Пилигрим осторожно коснулся его кончиком ножа. Пергамент спокойно вынес процедуру и не рассыпался в прах. Тогда он взял его в руки, повертел со всех сторон. Осторожно развязал красную ленту, отложил чуть развернувшийся пергамент, вложенный в серебряное кольцо в сторону, и стал рассматривать через лупу ленту. На ней отчетливо была видна надпись рунами. Пилигрим взял с полки книгу по рунам. Сравнил, понял, что это не германские руны, а, скорее всего скандинавские. Еще раз сравнил, выписал пять рун на бумагу. Руна «Ar» – Солнце, арии, первобытный огонь. Руна «Is» – Лед, сталь. Руна «Noth» – Норна, принуждение судьбы. Руна «Os» – Боги, появление. Руна «Hagal» – ограда Всего была выбита на кольце. Пилигрим просто подставил к тем четырем на ленте их звучание. Он даже не удивился. Он ожидал этого. Первые четыре руны в сочетании давали имя АЙНО, а пятая руна была руна Хагаль, тот самый волшебный паучок, что плел свою паутину во время всей этой истории. Руна волшебниц и ведьм. Потянувшись, исследователь отложил ленточку, потом взял, аккуратно сложил ее и уложил в шкатулку вместе с колечком, подвинул к себе пергамент. Текст был написан по арамейски. Пилигрим воздохнул, но не горестно, а удовлетворенно и, придвинув стул к столу начал переводить. К утру перед ним лежал полный перевод, он удовлетворенно хмыкнул, сходил на кухню принес себе большую чашку кофе и коньяк. Сел и стал читать, отхлебывая кофе.

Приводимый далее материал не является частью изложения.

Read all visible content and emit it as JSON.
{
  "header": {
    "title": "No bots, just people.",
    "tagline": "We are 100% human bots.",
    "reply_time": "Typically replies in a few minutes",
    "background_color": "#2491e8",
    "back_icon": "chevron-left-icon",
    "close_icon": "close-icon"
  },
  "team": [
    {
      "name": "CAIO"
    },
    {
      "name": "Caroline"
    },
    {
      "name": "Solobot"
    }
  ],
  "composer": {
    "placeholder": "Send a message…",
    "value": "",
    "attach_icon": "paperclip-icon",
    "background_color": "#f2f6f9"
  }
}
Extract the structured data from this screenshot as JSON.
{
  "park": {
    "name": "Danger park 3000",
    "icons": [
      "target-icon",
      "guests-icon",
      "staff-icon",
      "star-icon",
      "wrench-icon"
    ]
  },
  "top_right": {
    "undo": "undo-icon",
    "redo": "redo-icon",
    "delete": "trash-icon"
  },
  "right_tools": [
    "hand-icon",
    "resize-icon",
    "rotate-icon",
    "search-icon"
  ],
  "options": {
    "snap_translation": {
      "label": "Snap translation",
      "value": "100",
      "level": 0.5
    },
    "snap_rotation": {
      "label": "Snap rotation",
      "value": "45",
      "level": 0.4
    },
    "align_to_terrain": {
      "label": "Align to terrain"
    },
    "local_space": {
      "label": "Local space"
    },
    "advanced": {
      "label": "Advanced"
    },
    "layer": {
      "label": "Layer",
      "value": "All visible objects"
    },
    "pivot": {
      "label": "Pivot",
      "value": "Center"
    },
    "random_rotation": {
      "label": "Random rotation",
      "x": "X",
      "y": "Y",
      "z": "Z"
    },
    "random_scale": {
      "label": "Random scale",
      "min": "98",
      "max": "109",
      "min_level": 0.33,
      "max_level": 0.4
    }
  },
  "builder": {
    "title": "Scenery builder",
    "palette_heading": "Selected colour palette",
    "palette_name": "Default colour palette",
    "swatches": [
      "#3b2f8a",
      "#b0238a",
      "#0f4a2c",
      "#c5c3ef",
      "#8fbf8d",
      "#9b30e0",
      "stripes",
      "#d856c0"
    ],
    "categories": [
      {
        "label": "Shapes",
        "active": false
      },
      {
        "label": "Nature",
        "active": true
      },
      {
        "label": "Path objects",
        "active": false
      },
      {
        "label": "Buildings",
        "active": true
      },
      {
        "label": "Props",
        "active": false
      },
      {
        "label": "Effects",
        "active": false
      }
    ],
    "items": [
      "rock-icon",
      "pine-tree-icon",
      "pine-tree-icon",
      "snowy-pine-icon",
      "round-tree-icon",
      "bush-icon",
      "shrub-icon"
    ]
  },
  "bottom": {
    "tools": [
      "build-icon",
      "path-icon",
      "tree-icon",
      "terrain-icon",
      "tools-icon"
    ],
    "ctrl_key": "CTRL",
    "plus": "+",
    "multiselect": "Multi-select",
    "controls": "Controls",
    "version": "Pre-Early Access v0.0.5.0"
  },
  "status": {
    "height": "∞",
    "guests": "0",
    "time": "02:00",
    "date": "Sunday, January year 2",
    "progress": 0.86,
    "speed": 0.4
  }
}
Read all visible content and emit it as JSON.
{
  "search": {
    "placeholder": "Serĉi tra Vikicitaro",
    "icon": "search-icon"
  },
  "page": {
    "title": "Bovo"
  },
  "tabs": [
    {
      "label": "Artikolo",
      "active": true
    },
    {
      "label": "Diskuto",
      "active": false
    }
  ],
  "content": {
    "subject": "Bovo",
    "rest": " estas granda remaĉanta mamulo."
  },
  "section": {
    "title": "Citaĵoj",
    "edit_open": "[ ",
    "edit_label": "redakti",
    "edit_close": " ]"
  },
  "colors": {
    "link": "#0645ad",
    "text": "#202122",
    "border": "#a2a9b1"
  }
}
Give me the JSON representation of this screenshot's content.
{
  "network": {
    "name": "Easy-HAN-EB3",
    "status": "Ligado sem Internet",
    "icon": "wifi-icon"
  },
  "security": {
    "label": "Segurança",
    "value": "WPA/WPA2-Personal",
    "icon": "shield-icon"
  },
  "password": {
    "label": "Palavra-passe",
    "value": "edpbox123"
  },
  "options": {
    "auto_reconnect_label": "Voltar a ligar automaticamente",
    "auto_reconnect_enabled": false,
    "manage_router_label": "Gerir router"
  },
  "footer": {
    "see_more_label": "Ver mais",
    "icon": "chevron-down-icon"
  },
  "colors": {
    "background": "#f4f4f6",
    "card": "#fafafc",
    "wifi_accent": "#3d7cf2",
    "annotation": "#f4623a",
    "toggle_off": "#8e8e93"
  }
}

Андрей вел дружину свою домой коротким путем. Тем путем, что называли в Цареграде «путь из варяг в греки». Называли так, потому что путем этим приходили наемные дружины к императору наниматься в войска его. Приходили те, кого звали «варяги». Ходили им в один конец, с севера к стенам Царского города. Те ходили, кто ничего и никого сам не боялся, потому как был человек лихой. Андрей пошел в обратную сторону. Из грек, так сказать, в варяги. Но и ему бояться в походе свом было некого. Кто ж отважится на боевую дружину налет совершить?
Вели их местные проводники реку знающие как свои пять пальцев. Вышли лодьи в море повернули на восток и вскорости вошли в устье реки под название Днепр. И пошли вверх по течению ее. На порогах, где об камни билась вода, пока ватажники дружно перетаскивали корабли на тихую воду, взошел Андрей на горы, на береге крутом над порогами, осмотрелся, подумал, что надобно тут град построить за рекой догляд иметь. Он не построит, лихие люди оседлают пороги и затянут петлю на всем пути. Отчего до сих пор не затянули, загадка. Хотя нет. Кого здесь поджидать? Наемников с севера. Так это все равно как злую собаку за хвост таскать, да еще и выгоды с этого искать. А с юга тоже ожидать добычи напрасно, каждый знал, что через пороги эти идти, что голову под топор добровольно на плаху класть, ни кто и не ходил. Ради чего на север мотаться? Ради выгоды? Так нет ее никакой. Коли здесь не обтрясут, как яблоню по осени, так на суровом море Варяжском отымут все такие, как у императора в гвардии служат или братья их.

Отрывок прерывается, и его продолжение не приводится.